Oui je suis persuadé que c’est un garçon. Elle a fait deux mecs à Jack’, elle est faite pour faire des garçons.

- Mick’ t’es qu’un connard !!! Tu ne me toucheras plus !!! Je te jure que…

- Vas-y ma belle, je vois sa tête putain !!!

Il va me la défoncer s’il continue comme ça. Je l’ai jamais vu aussi dilatée et dire qu’elle me fait tout un truc quand elle prend mon poing.

- Allez encore un petit effort Julie.

- Tu pousses que dalle là.

- Putain je vais te tuer Parker !!!

- Ouais bah avant sort mon fils.

- Ce n’est pas un garçon !!! C’est une fille !!!

Elle m’envoi un regard noir.

- T’es sérieuse là ? Tu me spoiles à quelques minutes de la fin !

Elle savait le sexe de notre bébé la garce !!! J’ai a peine le temps de la détester que la sage femme me demande de venir et de sortir ma fille du corps de Ju’ en larmes. Elle est magnifique et gueule comme sa mère.

- Plus jamais tu me feras d’enfant.

- Je veux un fils.

- Va te faire foutre.

- Je suis gentil, je te laisse quelques jours pour te remettre.

Elle me fait un doigt d’honneur avec le peu de force qu’il lui reste. Je ricane comme un con et la prends dans mes bras, tout en caressant la tête de notre fille.
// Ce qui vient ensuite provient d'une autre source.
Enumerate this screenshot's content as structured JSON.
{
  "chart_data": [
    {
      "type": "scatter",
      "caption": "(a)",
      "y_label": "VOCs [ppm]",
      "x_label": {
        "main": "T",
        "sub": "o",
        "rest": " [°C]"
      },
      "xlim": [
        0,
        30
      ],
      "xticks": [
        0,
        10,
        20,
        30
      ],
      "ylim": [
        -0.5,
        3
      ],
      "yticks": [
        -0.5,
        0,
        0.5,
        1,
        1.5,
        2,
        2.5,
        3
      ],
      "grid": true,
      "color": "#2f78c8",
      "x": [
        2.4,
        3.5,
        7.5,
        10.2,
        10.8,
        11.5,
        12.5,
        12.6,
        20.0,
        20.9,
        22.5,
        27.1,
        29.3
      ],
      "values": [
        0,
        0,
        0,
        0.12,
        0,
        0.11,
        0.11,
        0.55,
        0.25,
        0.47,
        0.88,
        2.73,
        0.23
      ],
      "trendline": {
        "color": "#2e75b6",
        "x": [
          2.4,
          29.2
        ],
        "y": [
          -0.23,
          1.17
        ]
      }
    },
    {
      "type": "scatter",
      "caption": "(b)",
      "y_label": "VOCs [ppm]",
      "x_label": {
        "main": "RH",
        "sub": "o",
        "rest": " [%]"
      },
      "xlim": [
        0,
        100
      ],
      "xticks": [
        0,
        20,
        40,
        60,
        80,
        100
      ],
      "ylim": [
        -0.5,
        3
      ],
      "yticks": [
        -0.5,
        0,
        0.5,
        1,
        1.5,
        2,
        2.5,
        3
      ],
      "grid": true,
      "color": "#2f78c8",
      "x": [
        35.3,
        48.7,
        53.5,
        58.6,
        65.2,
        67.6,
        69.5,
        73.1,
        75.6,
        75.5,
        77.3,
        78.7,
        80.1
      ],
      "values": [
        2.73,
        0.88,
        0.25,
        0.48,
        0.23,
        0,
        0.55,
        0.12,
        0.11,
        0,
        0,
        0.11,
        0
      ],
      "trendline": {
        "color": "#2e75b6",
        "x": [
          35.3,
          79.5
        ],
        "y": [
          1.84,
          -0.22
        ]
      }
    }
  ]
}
- Diane, elle s’appelera Diane. Me dit Julie

- C’est naze Diane. T’as des goûts de merde en prénom.

- Je t’aime Mick’.

- Moi aussi mais elle ne s’appellera pas Diane.

- Si.

- Non.

Et bien si elle s’appelle Diane. Ouais je sais, je sais j’avais dis qu’elle s’appellerait pas comme ça mais face à Julie c’est difficile de dire non. Après tout ce n’est pas moi qui porte ce prénom, elle s’arrangera avec la petite plus tard. En attendant on a un Noël à fêter. A peine sortie de la maternité, nous profitons de notre famille. Je regarde Marielle qui regarde Donovan et ses jumelles comme les merveilles de ce monde. A coté y a mon père complètement gaga de la petite à ma sœur. Ma mère porte Diane dans ses bras avec Julie toujours à proximité, telle une louve qui protège son petit. Ma sœur et son mari qui s’occupe de Vaïa qui grandit autant que Miny. Jack’ qui fait une partie de carte avec les garçons. Et puis on Jennie, qui malgré qu’elle puisse détester le monde entier, reste auprès de nous. Tout ce qu’il compte c’est le bonheur de chaque membre de ma famille et c’est plutôt une réussite. Mais c’est en regardant mes filles, que je peux dire que de mettre mon sang dans des veines c’est bien mieux que de mettre de la came.